Горестно всхлипнув, Кэти вдруг разражается рыданиями. Я нерешительно протягиваю к ней руки, робея не потому, что она может отшатнуться, и не потому, что само прикосновение дается мне с трудом. Просто это утешение удивительным образом оказывается несказанным утешением и для меня самой.
— Так ты поделишься, что с тобой произошло? — Эдам кивает на мою щеку.
Солнце льется в огромное, от пола до потолка, окно у нас за спиной. Свет ложится мне на плечо, прокладывает на коже теплую дорожку. Торопливо орудуя вилками, мы заглатываем завтрак — с минуты на минуту будет звонок.
— Работала укротительницей львов в цирке. — С невозмутимым видом я трогаю шрам — порез от уголка левого глаза до скулы.
— И на трапециях летала?
— Да в аварию попала. В автомобильную аварию, — объясняю я. — Знаешь, Эдам, хорошо, что все уладилось. Я рада за тебя.
Он уже весь изблагодарился, услышав мой рассказ о том, как я видела их с Кэти в лесу, как потом говорила с ней и убедила признаться.
— Для меня очень важно остаться в Роклиффе, — повторяет Эдам; я и сама готова подписаться под этими словами. — Этот случай — кошмар каждого учителя мужского пола, но я и помыслить не мог, что такое произойдет со мной.
— Кэти предложили пройти курс психотерапии, потому что своими силами нам с этим не справиться.
Он кивает, молча жует, потом сдержанно произносит:
— Вчера она письменно подтвердила для полиции, что все ее обвинения вымышленные. И все благодаря тебе, Фрэнки. Я твой должник.
Это так Эдам выражает свои чувства. Кто другой на его месте бросился бы мне на грудь и разразился слезами облегчения. Мы знакомы без году неделю, да и знакомством это вряд ли назовешь — так, здравствуй и прощай. Но благодаря последним драматическим событиям я поняла, что Эдам, как и я, что-то скрывает.
— Я не шпионила, — снова повторяю я на всякий случай. — Собственно, ты уже все знаешь. Я просто обязана была заставить Кэти сознаться. Не могла я допустить, чтоб ты вылетел с работы. Для Кэти, между прочим, это не прошло даром, девочка здорово повзрослела.
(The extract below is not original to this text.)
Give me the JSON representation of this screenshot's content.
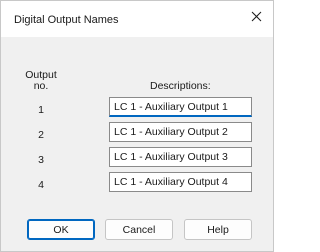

Я решила больше никому не рассказывать, что стала свидетелем сцены в лесу. И мистеру Палмеру ни к чему знать о моей роли в истории с признанием Кэти. Пусть лучше считает ее храброй девушкой, осознавшей свою ошибку и имеющей мужество признаться в ней. Воображаю, как он скажет Кэти, радуясь про себя, что можно забыть про гадкий инцидент: «Наша цель — научиться извлекать урок из каждого события. Non scholae sed vitae discimus — мы учимся не для школы, но для жизни».
— Так ты согласна? — Эдам что-то говорил, а я прослушала. В ушах отдается треньканье школьного звонка. — Погуляем после уроков? — добавляет он, поднимаясь со скамьи.
— С удовольствием.
Всего два слова, но как же нелегко их выговорить. Эдам уносит грязную посуду, а я, провожая его взглядом, думаю о том, что пойти на прогулку, пообщаться с кем-то не на скорую руку, не в суете каждодневных забот — это никак не вяжется со всеми моими зароками, но поможет мне вновь ощутить себя нормальным человеком.